General Prognostics, the two-year-old blood tracking startup, received funding from the likes of Hiroaki Kitano, president and CEO of Sony Computer Science Laboratories, and D4V

The startup provides a wearable sensor for people at risk of heart failure. The sensor, along with the app, collects data on key blood biomarkers like NT-proBNP (which is responsible for cardiac-related functions) throughout the day and alerts the doctor of any abnormalities. 

“That’s really important for doctors to know because that tends to happen well before the patient becomes symptomatic,” said Javier Echenique, CEO and co-founder of General Prognostics. “And that gives the doctor an opportunity to say, okay, let’s adjust your medications because it looks like you’re destabilized. And if [they] can adjust your meds and get you back stable, we can avoid a hospital visit.”

General Prognostics is currently conducting a clinical study and the company’s AI is trained on data collected from the participating patients. 

The company says it will meet data requirements from the Food and Drug Administration as well as compete with data competitors in the space have collected. By May 2024, the company expects to get clearance from the FDA and start releasing its device to the public. 

Several of these startups also manage the logistical work of using RPM, unburdening doctors when patients run into issues. For example, Athelas, which has an at-home kit that monitors patient vitals, sets up its devices in a patient’s home. Athelas raised $59 million in January, the largest raise in the RPM space so far according to Crunchbase data. 

Preventative care and power of data

In recent years, there has been a push to collect and leverage data in the health care system to help public health officials, hospital systems and physicians create better predictions about patient health.

This data informs better preventative care, which keeps disease and surgery at bay and proves far cheaper than reactive health care

As a result, it can be argued that RPM startups like General Prognostics play a key role in keeping health care costs low.

For instance, while General Prognostics is currently testing an RPM device to monitor heart failure called CardioID, the same platform could help the startup create software that tracks creatinine–a strong biomarker for kidney failure. 

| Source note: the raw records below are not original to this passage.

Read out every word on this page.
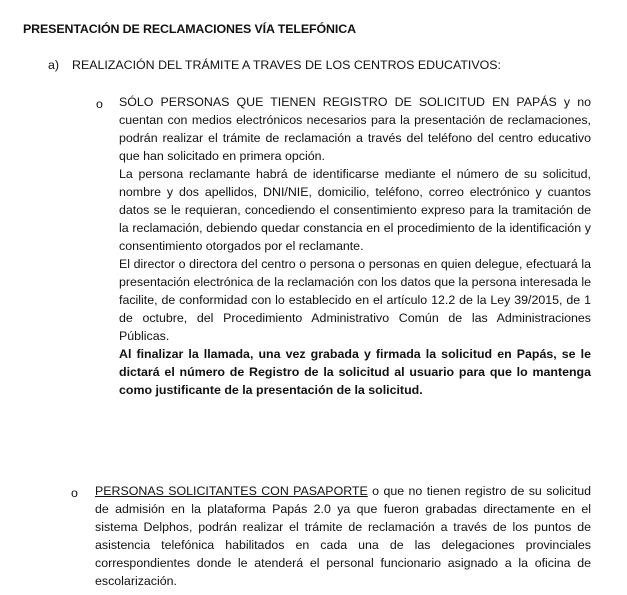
PRESENTACIÓN DE RECLAMACIONES VÍA TELEFÓNICA
a) REALIZACIÓN DEL TRÁMITE A TRAVES DE LOS CENTROS EDUCATIVOS:
o SÓLO PERSONAS QUE TIENEN REGISTRO DE SOLICITUD EN PAPÁS y no cuentan con medios electrónicos necesarios para la presentación de reclamaciones, podrán realizar el trámite de reclamación a través del teléfono del centro educativo que han solicitado en primera opción.

La persona reclamante habrá de identificarse mediante el número de su solicitud, nombre y dos apellidos, DNI/NIE, domicilio, teléfono, correo electrónico y cuantos datos se le requieran, concediendo el consentimiento expreso para la tramitación de la reclamación, debiendo quedar constancia en el procedimiento de la identificación y consentimiento otorgados por el reclamante.

El director o directora del centro o persona o personas en quien delegue, efectuará la presentación electrónica de la reclamación con los datos que la persona interesada le facilite, de conformidad con lo establecido en el artículo 12.2 de la Ley 39/2015, de 1 de octubre, del Procedimiento Administrativo Común de las Administraciones Públicas.

Al finalizar la llamada, una vez grabada y firmada la solicitud en Papás, se le dictará el número de Registro de la solicitud al usuario para que lo mantenga como justificante de la presentación de la solicitud.

o PERSONAS SOLICITANTES CON PASAPORTE o que no tienen registro de su solicitud de admisión en la plataforma Papás 2.0 ya que fueron grabadas directamente en el sistema Delphos, podrán realizar el trámite de reclamación a través de los puntos de asistencia telefónica habilitados en cada una de las delegaciones provinciales correspondientes donde le atenderá el personal funcionario asignado a la oficina de escolarización.
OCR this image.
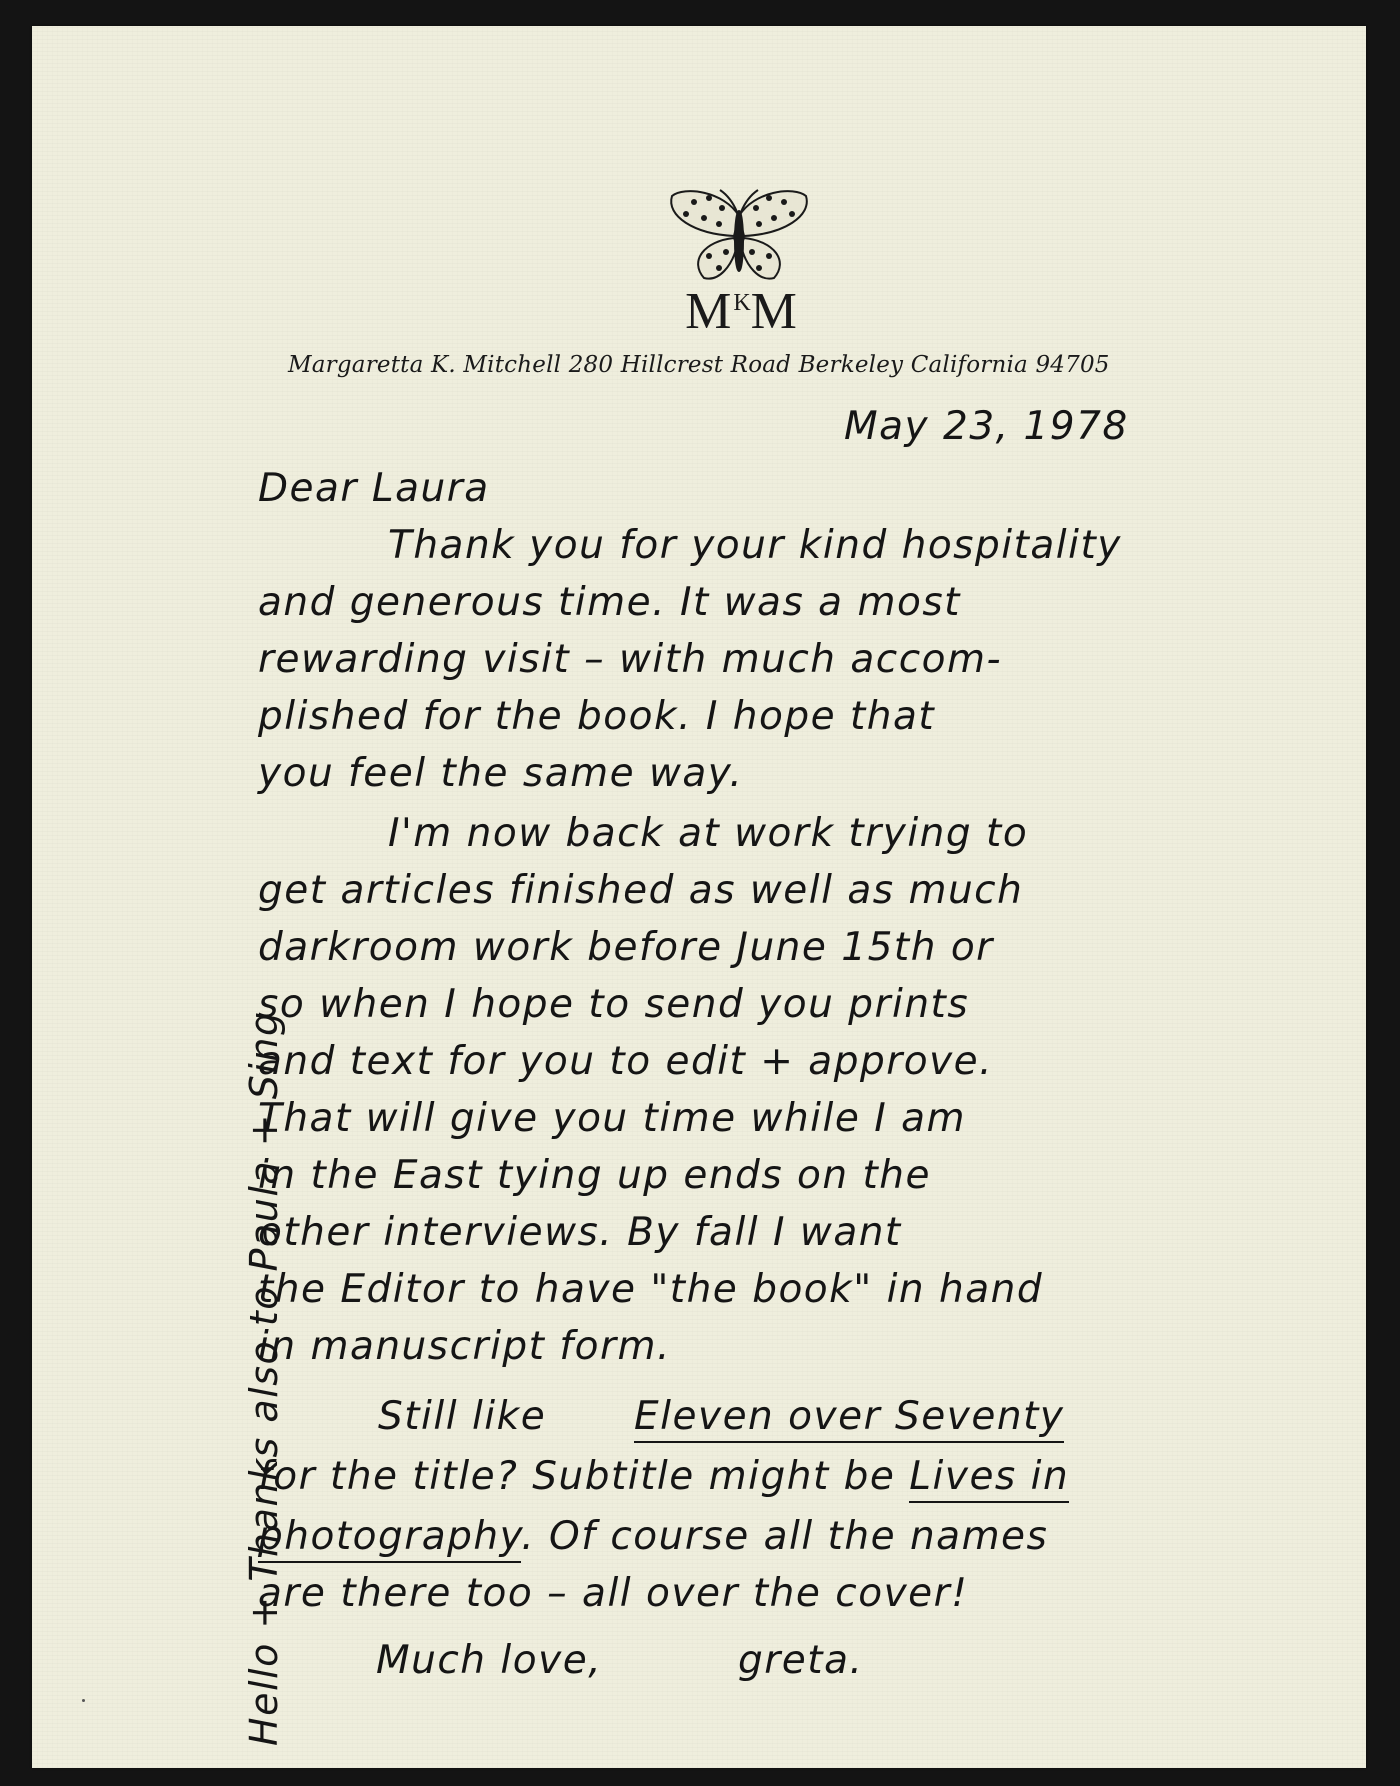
$M^KM$
Margaretta K. Mitchell 280 Hillcrest Road Berkeley California 94705
May 23, 1978
Dear Laura
Thank you for your kind hospitality
and generous time. It was a most
rewarding visit – with much accom-
plished for the book. I hope that
you feel the same way.
I'm now back at work trying to
get articles finished as well as much
darkroom work before June 15th or
so when I hope to send you prints
and text for you to edit + approve.
That will give you time while I am
in the East tying up ends on the
other interviews. By fall I want
the Editor to have "the book" in hand
in manuscript form.
Still like Eleven over Seventy
for the title? Subtitle might be Lives in
photography. Of course all the names
are there too – all over the cover!
Much love,	greta.
Hello + Thanks also to Paula + Sing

Those with general heart diseases may also want to monitor potassium. And everyone from doctors to patients want to monitor these levels in a noninvasive way that doesn’t involve getting blood drawn regularly. 

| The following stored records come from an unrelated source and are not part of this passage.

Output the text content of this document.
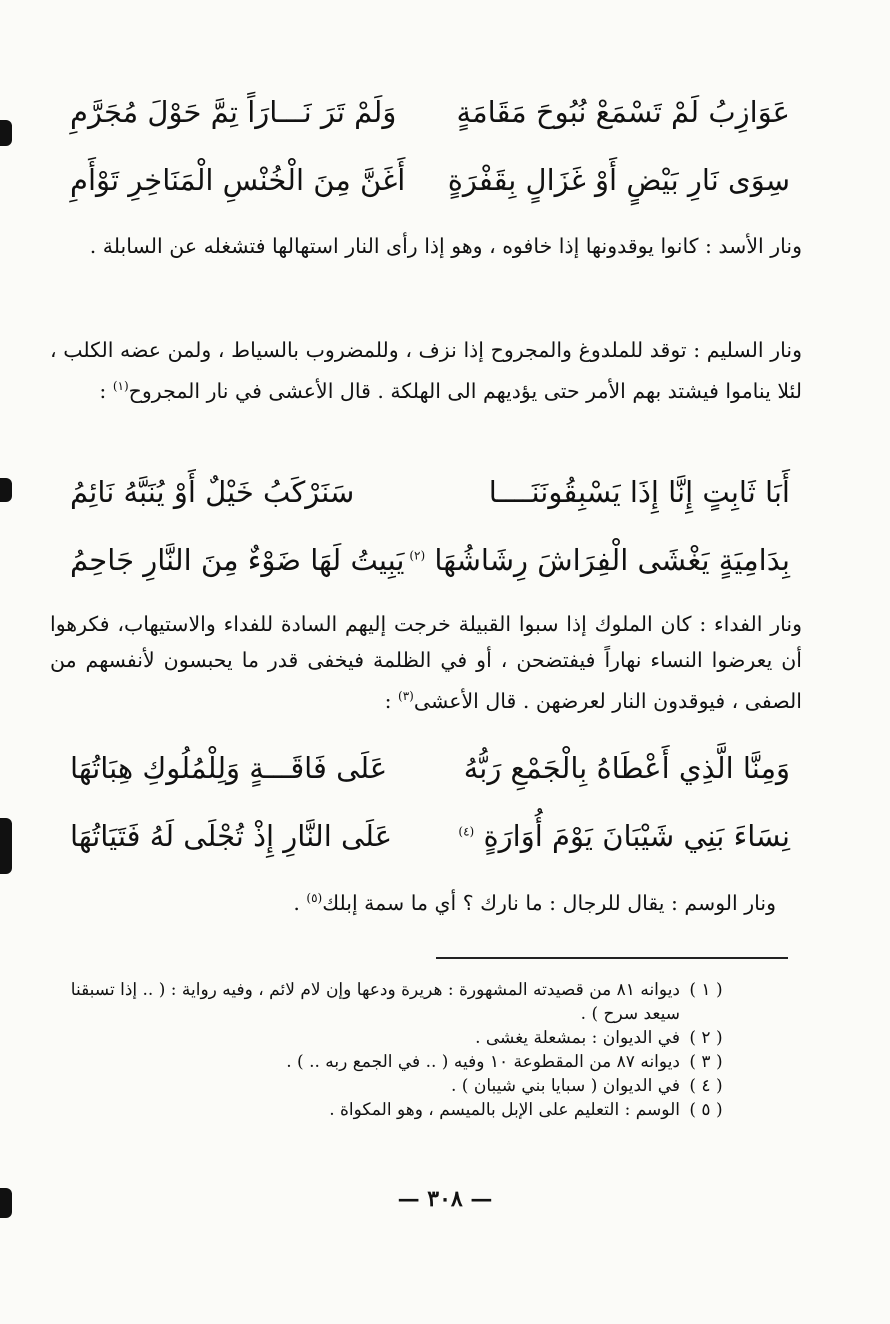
عَوَازِبُ لَمْ تَسْمَعْ نُبُوحَ مَقَامَةٍ
وَلَمْ تَرَ نَـــارَاً تِمَّ حَوْلَ مُجَرَّمِ
سِوَى نَارِ بَيْضٍ أَوْ غَزَالٍ بِقَفْرَةٍ
أَغَنَّ مِنَ الْخُنْسِ الْمَنَاخِرِ تَوْأَمِ

ونار الأسد : كانوا يوقدونها إذا خافوه ، وهو إذا رأى النار استهالها فتشغله عن السابلة .

ونار السليم : توقد للملدوغ والمجروح إذا نزف ، وللمضروب بالسياط ، ولمن عضه الكلب ، لئلا يناموا فيشتد بهم الأمر حتى يؤديهم الى الهلكة . قال الأعشى في نار المجروح$^{(١)}$ :

أَبَا ثَابِتٍ إِنَّا إِذَا يَسْبِقُونَنَــــا
سَنَرْكَبُ خَيْلٌ أَوْ يُنَبَّهُ نَائِمُ
بِدَامِيَةٍ يَغْشَى الْفِرَاشَ رِشَاشُهَا $^{(٢)}$
يَبِيتُ لَهَا ضَوْءٌ مِنَ النَّارِ جَاحِمُ

ونار الفداء : كان الملوك إذا سبوا القبيلة خرجت إليهم السادة للفداء والاستيهاب، فكرهوا أن يعرضوا النساء نهاراً فيفتضحن ، أو في الظلمة فيخفى قدر ما يحبسون لأنفسهم من الصفى ، فيوقدون النار لعرضهن . قال الأعشى$^{(٣)}$ :

وَمِنَّا الَّذِي أَعْطَاهُ بِالْجَمْعِ رَبُّهُ
عَلَى فَاقَـــةٍ وَلِلْمُلُوكِ هِبَاتُهَا
نِسَاءَ بَنِي شَيْبَانَ يَوْمَ أُوَارَةٍ $^{(٤)}$
عَلَى النَّارِ إِذْ تُجْلَى لَهُ فَتَيَاتُهَا

ونار الوسم : يقال للرجال : ما نارك ؟ أي ما سمة إبلك$^{(٥)}$ .

( ١ )
ديوانه ٨١ من قصيدته المشهورة : هريرة ودعها وإن لام لائم ، وفيه رواية : ( .. إذا تسبقنا سيعد سرح ) .
( ٢ )
في الديوان : بمشعلة يغشى .
( ٣ )
ديوانه ٨٧ من المقطوعة ١٠ وفيه ( .. في الجمع ربه .. ) .
( ٤ )
في الديوان ( سبايا بني شيبان ) .
( ٥ )
الوسم : التعليم على الإبل بالميسم ، وهو المكواة .
— ٣٠٨ —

The blood is a very good representative of what’s going on in the body. In the ideal world you should just be able to get that data anytime, anywhere,” said Sidhant Jena, co-founder and advisor at General Prognostics. “But it’s not the case, we don’t live in that world.”

Problems down the road

With multiple startups popping up, all with gadgets and apps and cloud systems, the RPM industry must brace for consolidation. 

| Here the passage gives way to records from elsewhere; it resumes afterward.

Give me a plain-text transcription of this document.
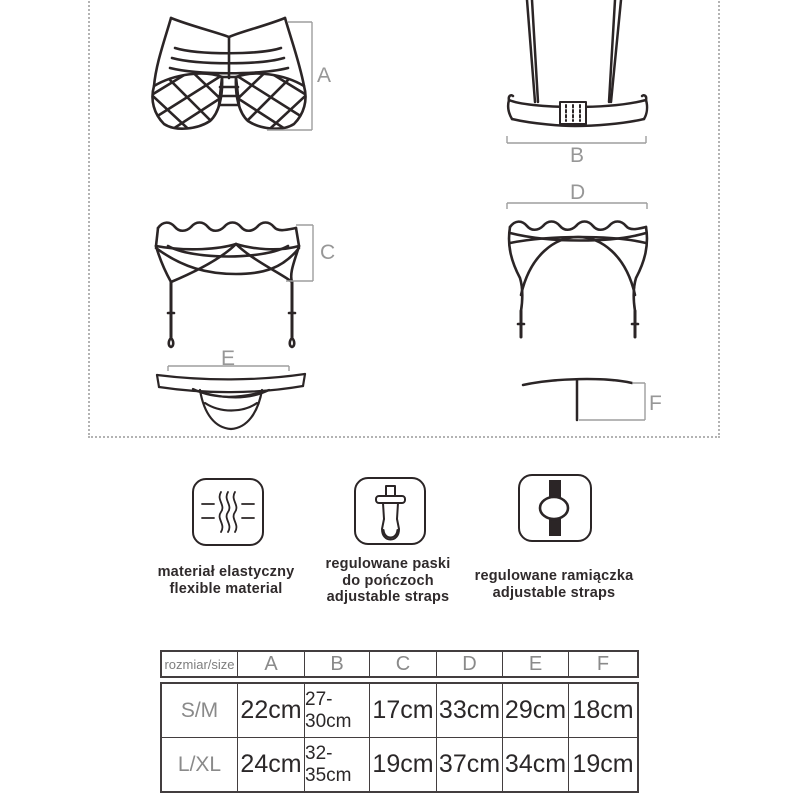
A
B
C
D
E
F
materiał elastyczny
flexible material
regulowane paski
do pończoch
adjustable straps
regulowane ramiączka
adjustable straps
rozmiar/size	A	B	C	D	E	F
S/M 22cm 27-30cm 17cm 33cm 29cm 18cm
L/XL 24cm 32-35cm 19cm 37cm 34cm 19cm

This is especially an issue for what is likely to be the largest demographic utilizing RPM: Baby Boomers, who will soon become the oldest and longest-living generation in recent history. 

Saddling these users with a handful of disparate devices, all of which perform different functions and require troubleshooting, could defeat the purpose of RPM altogether. Without patient adoption, physicians can’t utilize any new technology that enters the market.

“Every company that makes a device has delusions of grandeur that the world revolves around their gadgets,” Smith said. “The result is just a chaotic mess where nothing really works very well. And getting patients to try and do this stuff is just way too complicated.”